Амос Оз - Рифмы жизни и смерти
Овадия Хазам, чей голубой «бьюик» в последние годы был всегда оккупирован смешливыми девушками-блондинками, ни на что не жалел денег: ни на пожертвования, ни на нужды политики, ни на развлечения. И хотя почти всегда на его макушке была кипа, которую носят верующие люди, это не помешало ему отправиться пару раз на уикэнд в Турцию, в тамошние казино, и прихватить с собой двух, а быть может, даже и трех разведенок, новых репатрианток из России. А теперь некому даже услышать его стоны. Вновь и вновь зовет он слабым, плачущим голосом дежурную сестру, которая вышла только на две минутки и исчезла на целых двадцать. Но некому ответить ему. И он снова нажимает на кнопку экстренного вызова, а с соседней кровати голос, вырывающийся из пересохшего горла, упрекает Овадию: «Ялла! Что это такое! Замолчи уже, довольно, надоело, к тебе сейчас подойдут… Да заткнись ты, люди хотят немного поспать, прекрати скулить!..»
С мыслью об Овадии Хазаме, который лежит, умирая, там, в больнице «Ихилов», между двумя другими агонизирующими мужчинами, лет на двадцать старше Овадии, писатель поворачивается, кончив мочиться, с превеликой осторожностью огибает подлую проволоку и выбирается из переулочка. Нетерпеливо шагая, возвращается он к Дому культуры имени Шуни Шора и семи погибших в каменоломне.

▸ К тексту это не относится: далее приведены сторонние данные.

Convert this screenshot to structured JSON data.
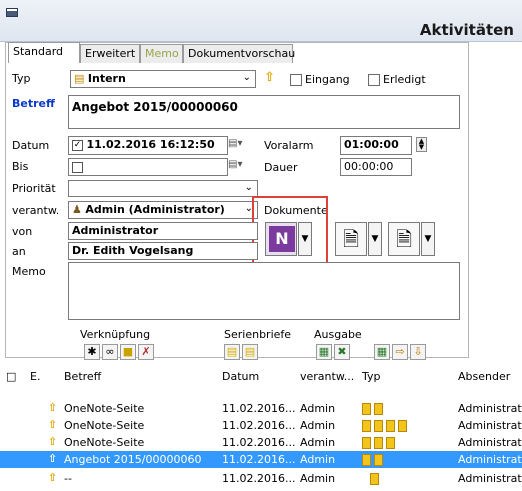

На мгновение показалось ему, что он заметил тень кого-то сидящего на ступеньках Дома культуры и поджидающего его. Быть может, это тень Юваля Дахана-Дотана, удрученного юноши-поэта, который, по-видимому, не потерял надежды встретиться с писателем? И сидит он, сжавшись и дрожа, в ожидании, что писатель вернется сюда прямо посреди ночи и присядет рядом с ним на ступеньки. И в свете уличного фонаря он прочтет четыре-пять своих стихотворений, а уж потом оба они предадутся задушевной беседе до самого рассвета. Беседа эта о высоком искусстве будет исполнена чувства, духовности, искренности. Умудренный опытом мастер поведет разговор с юношей, находящимся в самом начале творческого пути, с юношей, который сомневается, тяжко страдает, испытывает стыд, обуреваем мыслями о самоубийстве. И нет ни единой души во всей Вселенной, которая смогла бы понять его, нет никого, кроме этого писателя: ведь страдания, подобные тем, что он, начинающий поэт, испытывает, довольно часто описываются в книгах этого автора. Писатель уже давно знаменит и даже прославлен, но я, прочитавший все его книги, знаю все, что там написано, даже между строк, и потому уверен, что за личностью хорошо известной широкой общественности скрывается человек стеснительный, одинокий, а возможно, и печальный. Совсем как я. Мы с ним, по сути, родственные души, и только он может понять и, возможно, помочь мне. Ибо если даже он не поймет, то кто же?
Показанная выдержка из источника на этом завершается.